Thursday, October 05, 2006

I think this relates to my post last night. Some like Dallas Willard, others loathe him. I think those that loathe him do so due to his emphasis on our role in spiritual growth and maturity, thinking his focus puts too much stress on our effort, and I agree that when we look too much to our own power we are doomed. However, as the title of this blog reflect, I like balance, and I think he does possess a good amount of it. Therefore, I wanted to post this quote I read in his "The Great Omission" that I picked up last night:

We must approach current disappointments about the walk with Christ in a similar way. It too is not meant to run on just anything you give it (JPN note: his analogy a paragraph earlier focused on a the fictional tale of his neighbor who was having car problems, he thought it was a lemon, but then found out the neighbor was adding a gallon of water to each tank of gas, cars weren't meant to run on water).
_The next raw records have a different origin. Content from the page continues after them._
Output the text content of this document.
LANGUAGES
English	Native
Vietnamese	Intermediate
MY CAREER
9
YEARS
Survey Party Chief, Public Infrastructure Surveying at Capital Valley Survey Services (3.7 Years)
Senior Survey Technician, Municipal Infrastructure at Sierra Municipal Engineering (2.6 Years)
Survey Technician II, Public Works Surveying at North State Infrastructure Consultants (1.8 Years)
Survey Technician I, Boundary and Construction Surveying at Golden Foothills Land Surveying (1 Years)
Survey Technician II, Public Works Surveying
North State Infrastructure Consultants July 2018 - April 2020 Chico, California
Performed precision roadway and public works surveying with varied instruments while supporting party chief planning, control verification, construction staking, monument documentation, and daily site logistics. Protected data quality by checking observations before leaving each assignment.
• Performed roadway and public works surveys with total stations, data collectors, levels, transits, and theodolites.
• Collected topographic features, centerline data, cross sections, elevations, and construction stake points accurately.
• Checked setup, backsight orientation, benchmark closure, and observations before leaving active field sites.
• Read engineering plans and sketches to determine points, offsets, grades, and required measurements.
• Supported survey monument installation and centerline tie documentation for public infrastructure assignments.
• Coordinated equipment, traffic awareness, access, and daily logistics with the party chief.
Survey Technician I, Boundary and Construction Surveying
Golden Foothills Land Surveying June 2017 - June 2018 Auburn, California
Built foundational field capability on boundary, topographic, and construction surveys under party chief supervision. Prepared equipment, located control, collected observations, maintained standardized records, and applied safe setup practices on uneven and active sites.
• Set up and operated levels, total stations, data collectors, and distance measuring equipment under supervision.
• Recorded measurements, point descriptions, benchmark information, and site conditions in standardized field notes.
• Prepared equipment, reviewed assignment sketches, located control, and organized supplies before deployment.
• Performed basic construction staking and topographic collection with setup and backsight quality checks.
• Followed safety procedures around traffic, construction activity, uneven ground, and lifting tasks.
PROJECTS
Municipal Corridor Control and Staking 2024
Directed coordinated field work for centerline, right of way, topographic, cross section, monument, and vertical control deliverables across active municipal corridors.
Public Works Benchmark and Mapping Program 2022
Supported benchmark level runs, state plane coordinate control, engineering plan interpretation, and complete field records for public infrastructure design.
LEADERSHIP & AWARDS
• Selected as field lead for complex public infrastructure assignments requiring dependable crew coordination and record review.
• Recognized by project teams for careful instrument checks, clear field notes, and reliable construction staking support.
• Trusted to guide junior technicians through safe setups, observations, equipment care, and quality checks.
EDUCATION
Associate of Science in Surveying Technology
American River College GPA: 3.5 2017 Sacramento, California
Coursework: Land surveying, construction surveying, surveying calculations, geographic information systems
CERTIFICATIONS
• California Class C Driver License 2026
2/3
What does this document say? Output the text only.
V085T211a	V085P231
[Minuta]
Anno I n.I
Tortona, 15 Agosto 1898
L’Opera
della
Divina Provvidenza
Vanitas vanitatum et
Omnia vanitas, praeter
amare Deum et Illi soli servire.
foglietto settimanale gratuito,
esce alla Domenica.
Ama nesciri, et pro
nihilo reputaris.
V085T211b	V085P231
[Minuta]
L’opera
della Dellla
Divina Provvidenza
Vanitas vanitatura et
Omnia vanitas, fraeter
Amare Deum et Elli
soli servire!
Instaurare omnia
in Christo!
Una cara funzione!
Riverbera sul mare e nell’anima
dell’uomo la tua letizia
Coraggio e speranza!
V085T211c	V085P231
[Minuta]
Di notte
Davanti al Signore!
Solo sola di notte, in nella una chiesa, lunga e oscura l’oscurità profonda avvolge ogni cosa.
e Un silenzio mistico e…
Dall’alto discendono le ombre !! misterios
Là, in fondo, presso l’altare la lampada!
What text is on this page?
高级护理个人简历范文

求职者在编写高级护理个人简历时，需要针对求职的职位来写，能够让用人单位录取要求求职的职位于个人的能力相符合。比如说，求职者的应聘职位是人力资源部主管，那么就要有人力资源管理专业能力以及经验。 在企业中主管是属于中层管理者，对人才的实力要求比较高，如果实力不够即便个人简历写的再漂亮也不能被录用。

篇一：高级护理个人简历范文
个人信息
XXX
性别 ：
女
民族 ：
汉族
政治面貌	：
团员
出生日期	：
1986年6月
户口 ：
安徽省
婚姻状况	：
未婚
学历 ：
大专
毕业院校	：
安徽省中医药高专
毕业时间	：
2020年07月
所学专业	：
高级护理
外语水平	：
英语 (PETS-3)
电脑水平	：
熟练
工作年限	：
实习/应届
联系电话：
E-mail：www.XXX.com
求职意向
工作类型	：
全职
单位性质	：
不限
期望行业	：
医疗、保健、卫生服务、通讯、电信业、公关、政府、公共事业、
If it doesn't work at all, or only in fits and starts, that is because we do not give ourselves to it in a way that allows our lives to be taken over by it. Perhaps we have never been told what to do. We are misinformed about "our part" in eternal living. Or we have just learned the "faith and practice" of some group we have fallen in with, not that of Jesus himself. Or maybe we have heard something that is right-on with Jesus himself, but misunderstood it (a dilemna that tends to produce good Pharisees or "legalists," which is a really hard life.) Or perhaps we thought the "Way"we have heard seemed too costly and we have tried to economize (supplying a quart of moralistic or religious "water" now and then.)